4.2. Ruminal fermentation

Ruminal pH is one of the most important indicators of rumen fermentation. In this study, the pH of the rumen fluid in the three treatment groups were similar, and the pH of 6.35–6.48 in the three treatment groups is within the optimal pH range of 6.0–7.0 for rumen fermentation conditions (Wanapat et al., 2011). The amount of saliva secreted as a buffer for ruminal pH is an important factor affecting ruminal pH. Goulart et al. (2020) revealed that the administration of bagasse to Nellore cattle significantly increased rumination and chewing time, while chewing activity was positively correlated with saliva production. In this study, the SB group tended to have higher pH values than the CON and FSB groups (p = 0.054), which may be related to the fact that the intake of sugarcane bagasse increases salivary secretion in Simmental crossbred cattle.

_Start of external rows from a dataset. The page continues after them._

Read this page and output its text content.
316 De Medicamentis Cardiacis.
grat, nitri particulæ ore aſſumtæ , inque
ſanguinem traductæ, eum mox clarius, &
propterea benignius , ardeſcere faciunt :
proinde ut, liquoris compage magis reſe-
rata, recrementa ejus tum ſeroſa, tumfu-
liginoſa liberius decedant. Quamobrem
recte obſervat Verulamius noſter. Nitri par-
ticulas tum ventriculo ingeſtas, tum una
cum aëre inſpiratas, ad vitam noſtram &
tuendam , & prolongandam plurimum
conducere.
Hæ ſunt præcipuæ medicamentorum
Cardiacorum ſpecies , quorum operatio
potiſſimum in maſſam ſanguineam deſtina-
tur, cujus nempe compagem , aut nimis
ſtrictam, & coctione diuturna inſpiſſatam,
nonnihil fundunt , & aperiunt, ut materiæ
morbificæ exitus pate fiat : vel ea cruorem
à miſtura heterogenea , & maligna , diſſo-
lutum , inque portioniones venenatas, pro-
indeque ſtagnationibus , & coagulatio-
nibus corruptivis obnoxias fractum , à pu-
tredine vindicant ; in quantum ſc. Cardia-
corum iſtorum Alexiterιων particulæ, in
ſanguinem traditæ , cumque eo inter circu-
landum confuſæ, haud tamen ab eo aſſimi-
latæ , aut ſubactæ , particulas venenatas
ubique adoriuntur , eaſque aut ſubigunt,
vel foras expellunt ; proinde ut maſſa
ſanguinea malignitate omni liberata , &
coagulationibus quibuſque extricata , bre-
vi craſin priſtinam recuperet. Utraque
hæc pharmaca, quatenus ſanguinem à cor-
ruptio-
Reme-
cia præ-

Sudweeks (1977) reported that cattle fed diets that increased chewing time and salivary flow had lower concentrations of SCFA due to a dilution effect and increased A/P. Although this study did not measure the chewing time and saliva flow of the experimental cows in each group, previous studies have confirmed that feeding sugarcane bagasse can increase the chewing time and saliva flow of ruminants. Additionally, in this study, the A/P ratio of the SB group is slightly higher than those of the CON and FSB groups. These results in this study tend to support findings of Sudweeks (1977). Therefore, the higher concentrations of Acetate, Propionate, and Butyrate found in the CON and FSB groups than in the SB group in this study may be due to the increased chewing time and salivary secretion by the sugarcane bagasse in the SB group. Compared to other conventional roughages, the ADL in sugarcane bagasse is blended and cross-linked with cellulose and hemicellulose (Wanapat and Cherdthong, 2009; Raffrenato et al., 2017), resulting in a decreased degradation of structural carbohydrates by rumen microorganisms (Castañón-Rodríguez et al., 2015). However, anaerobic fermentation may stimulate the hydrolysis of structural carbohydrates in sugarcane bagasse (Wang et al., 2018) and the addition of cellulase may directly disrupt the cell wall of sugarcane bagasse (So et al., 2020, 2021), which increases the degradation and utilisation of sugarcane bagasse by rumen microorganisms. In this study, the significantly lower apparent digestibility of DM, OM and CP in the SB group than in the CON and FSB groups supported the conclusions of the above researchers. In summary, the lower rumen degradation rate of sugarcane bagasse in the SB group can also explain the higher acetate, propionate, and butyrate concentrations in the CON and FSB groups than in the SB group. Valeric acid can be used as a marker to estimate the VFA uptake (Daniel et al., 2013). In the present study, there was no significant difference in the amount of valerate in the rumens of the three groups, suggesting that the ruminal volatile acid uptaked by the rumen epithelium is not affected by the different sugarcane bagasse diets. Therefore, with the same SCFA uptake by the rumen epithelium in the three treatment groups, the lower SCFA production in the SB group ultimately resulted in lower TVFA level in this group compared to the CON and FSB groups.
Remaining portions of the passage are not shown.